Describing the use of a long-range rocket launch as "a clear and sharp military escalation," U.S. Ambassador Nikki Haley blasted the Russian claim at the emergency U.N. meeting, telling Russia’s deputy U.N. ambassador, Vladimir Safronkov, "If you need any sort of intelligence to let you know that the rest of the world sees this is an ICBM, I'm happy to provide it."

North Korea’s official news agency KCNA identified the launch as the regime’s first test of an ICBM. It said the missile was fired at a steep angle and reached an altitude of 2,802 km and traveled 933 km during its 39-minute flight into the Sea of Japan.

Extrapolating from the North Korean data, many analysts agreed the Hwasong-14 could, if launched at a standard angle, travel up to 8,000 km - a range long enough to reach Alaska. The Pentagon defines an ICBM as having a range greater than 5,500 km.

“This is so baffling that Russia would have such a different assessment of the Hwasong-14 launch,” Mark Fitzpatrick, a scholar at the International Institute for Strategic Studies, told VOA's Korean Service. “It's almost as though Russia saw a totally different launch or made up the numbers.”

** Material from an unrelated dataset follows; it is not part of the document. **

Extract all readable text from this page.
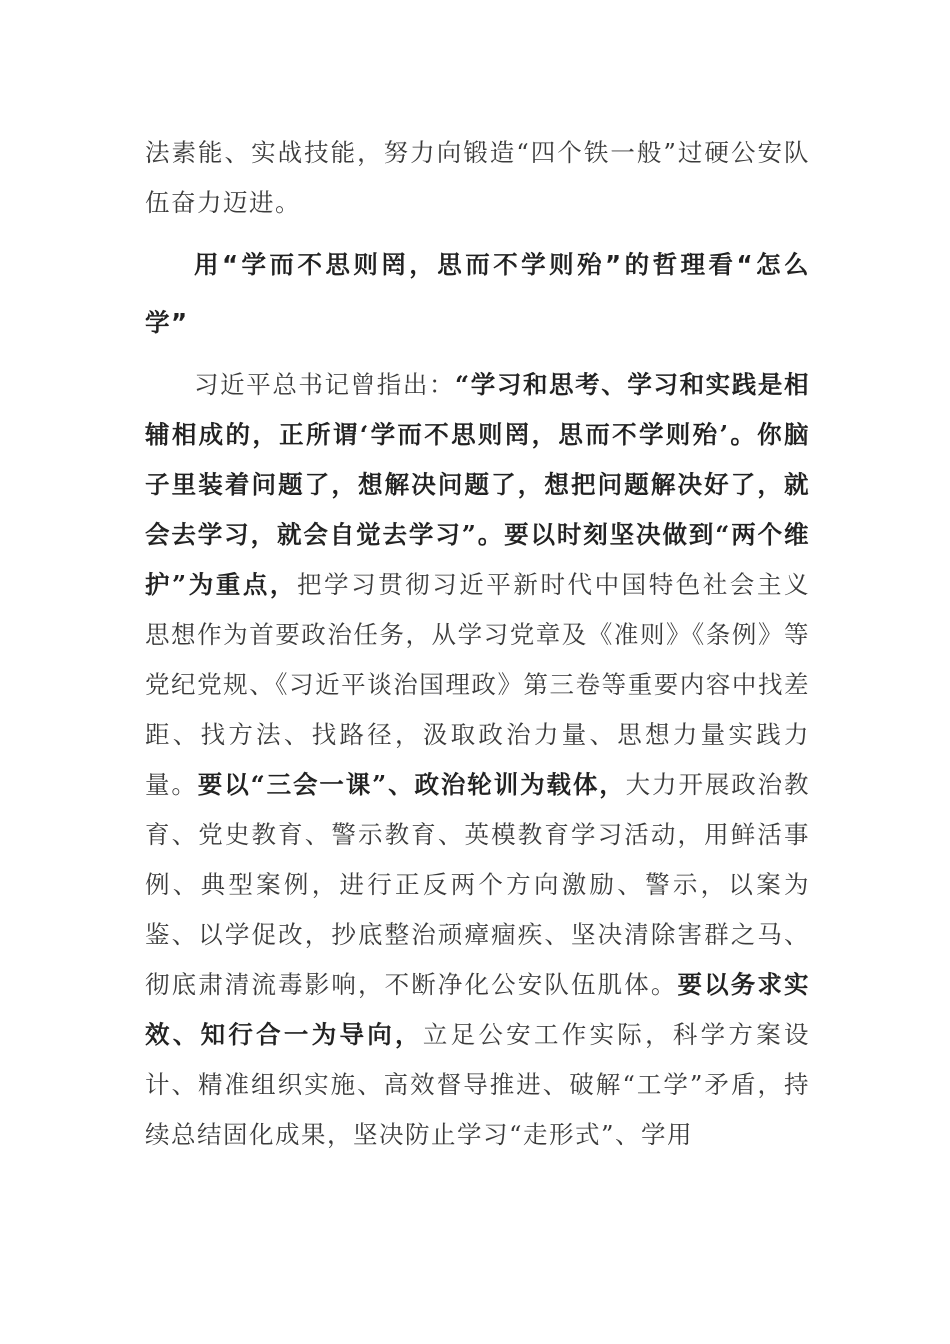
法素能、实战技能，努力向锻造“四个铁一般”过硬公安队伍奋力迈进。

用“学而不思则罔，思而不学则殆”的哲理看“怎么学”

习近平总书记曾指出：“学习和思考、学习和实践是相辅相成的，正所谓‘学而不思则罔，思而不学则殆’。你脑子里装着问题了，想解决问题了，想把问题解决好了，就会去学习，就会自觉去学习”。要以时刻坚决做到“两个维护”为重点，把学习贯彻习近平新时代中国特色社会主义思想作为首要政治任务，从学习党章及《准则》《条例》等党纪党规、《习近平谈治国理政》第三卷等重要内容中找差距、找方法、找路径，汲取政治力量、思想力量实践力量。要以“三会一课”、政治轮训为载体，大力开展政治教育、党史教育、警示教育、英模教育学习活动，用鲜活事例、典型案例，进行正反两个方向激励、警示，以案为鉴、以学促改，抄底整治顽瘴痼疾、坚决清除害群之马、彻底肃清流毒影响，不断净化公安队伍肌体。要以务求实效、知行合一为导向，立足公安工作实际，科学方案设计、精准组织实施、高效督导推进、破解“工学”矛盾，持续总结固化成果，坚决防止学习“走形式”、学用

The only possibility for a country geographically close to North Korea to conclude it was a shorter-range rocket would be a technical flaw or “human failure,” said Fitzpatrick, adding: “In either case, it's actually worrisome that Russia apparently has so badly mischaracterized this launch.”

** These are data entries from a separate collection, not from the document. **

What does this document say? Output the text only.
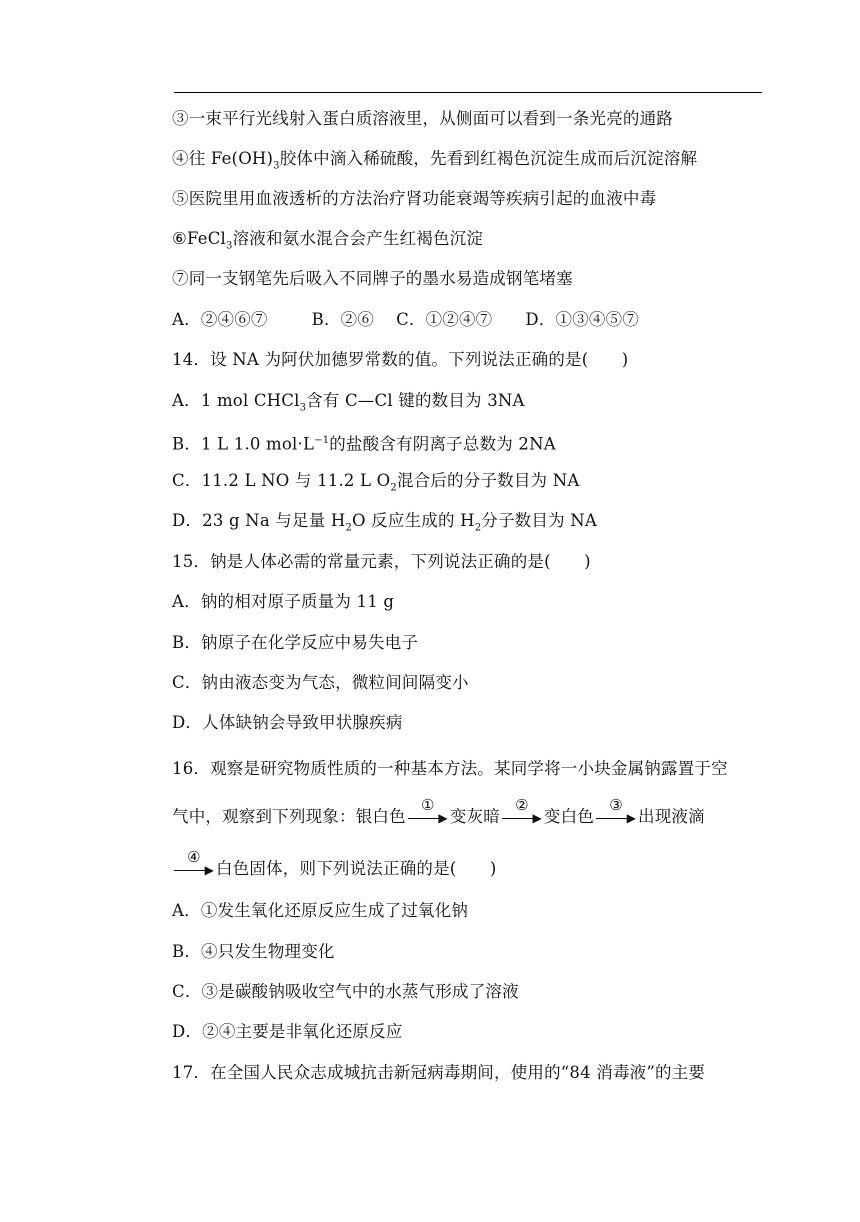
③一束平行光线射入蛋白质溶液里，从侧面可以看到一条光亮的通路
④往 $Fe(OH)_3$胶体中滴入稀硫酸，先看到红褐色沉淀生成而后沉淀溶解
⑤医院里用血液透析的方法治疗肾功能衰竭等疾病引起的血液中毒
⑥FeCl$_3$溶液和氨水混合会产生红褐色沉淀
⑦同一支钢笔先后吸入不同牌子的墨水易造成钢笔堵塞
A．②④⑥⑦	B．②⑥ C．①②④⑦ D．①③④⑤⑦
14．设 NA 为阿伏加德罗常数的值。下列说法正确的是(　　)
A．1 mol CHCl$_3$含有 C—Cl 键的数目为 3NA
B．1 L 1.0 $mol\cdot L^{-1}$的盐酸含有阴离子总数为 2NA
C．11.2 L NO 与 11.2 L $O_2$混合后的分子数目为 NA
D．23 g Na 与足量 $H_2O$ 反应生成的 $H_2$分子数目为 NA
15．钠是人体必需的常量元素，下列说法正确的是(　　)
A．钠的相对原子质量为 11 g
B．钠原子在化学反应中易失电子
C．钠由液态变为气态，微粒间间隔变小
D．人体缺钠会导致甲状腺疾病
16．观察是研究物质性质的一种基本方法。某同学将一小块金属钠露置于空
气中，观察到下列现象：银白色
①
▶ 变灰暗
②
▶ 变白色
③
▶ 出现液滴
④
▶ 白色固体，则下列说法正确的是(　　)
A．①发生氧化还原反应生成了过氧化钠
B．④只发生物理变化
C．③是碳酸钠吸收空气中的水蒸气形成了溶液
D．②④主要是非氧化还原反应
17．在全国人民众志成城抗击新冠病毒期间，使用的“84 消毒液”的主要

Fitzpatrick said it Russian radar may simply have missed the launch, or did not track the missile's flight completely.

John Schilling, a missile technology specialist with 38 North, a North Korea monitoring website run by Johns Hopkins University's School of Advanced International Studies (SAIS), brought up another possibility. Given that the Hwasong-14 was a two-stage rocket, Russian monitors may have detected only the rocket used for the missile’s first stage - believed to be a well-known KN-17 liquid-fueled missile - which Schilling said “would have reached the lower altitude and traveled a shorter distance.”

Jonathan McDowell, an astrophysicist at the Harvard Smithsonian Center for Astrophysics, also believes the missile’s second stage may have escaped the notice of Russian trackers.

“The second stage separates, fires and goes up to this almost 3,000 km height, but if the Russians didn't see the second stage for some reason and just saw the first stage, that would only go up to sort of the height that they report,” he said.

Russia’s failure to track the Hwasong-14’s second stage could be explained by a lack of “good sensor systems as close to North Korea as the U.S. does have, presumably in South Korea, that are much closer to the action,” McDowell added.

He said Russia's early-warning systems to detect missile launches have been deteriorating for several years. “A lot of their early warning satellites have been retired, and their radars, not all of them are in operation, and so this may reflect the aging of the Russian technical capability,” the scientist said.

Another North Korea expert, Bruce Bennett of the Rand Corporation, said while Russia’s assessment could be a result of technical shortcomings, it seems more plausible that Moscow’s political motivations may have influenced its missile report.

“In theory, Russia could be trying to play down the North Korean assertion that it did happen and that therefore [leader] Kim Jong Un accomplishes his objective,” Bennett said. “So Russia could be taking a position against North Korea … as well as acting against the U.S. It's kind of a poor play by the Russians.”

Fitzpatrick shares this view as Russia historically tends to minimize North Korea's nuclear and missile capabilities, “so as not to play into what is sometimes an excessive sense of threat perceived by the United States.”

“I think it's fair to say that Russia has a political motivation to assess that it was not an intercontinental ballistic missile because Russia does not want the United States to have any further excuse to expand its ballistic missile defense capabilities,” Fitzpatrick said.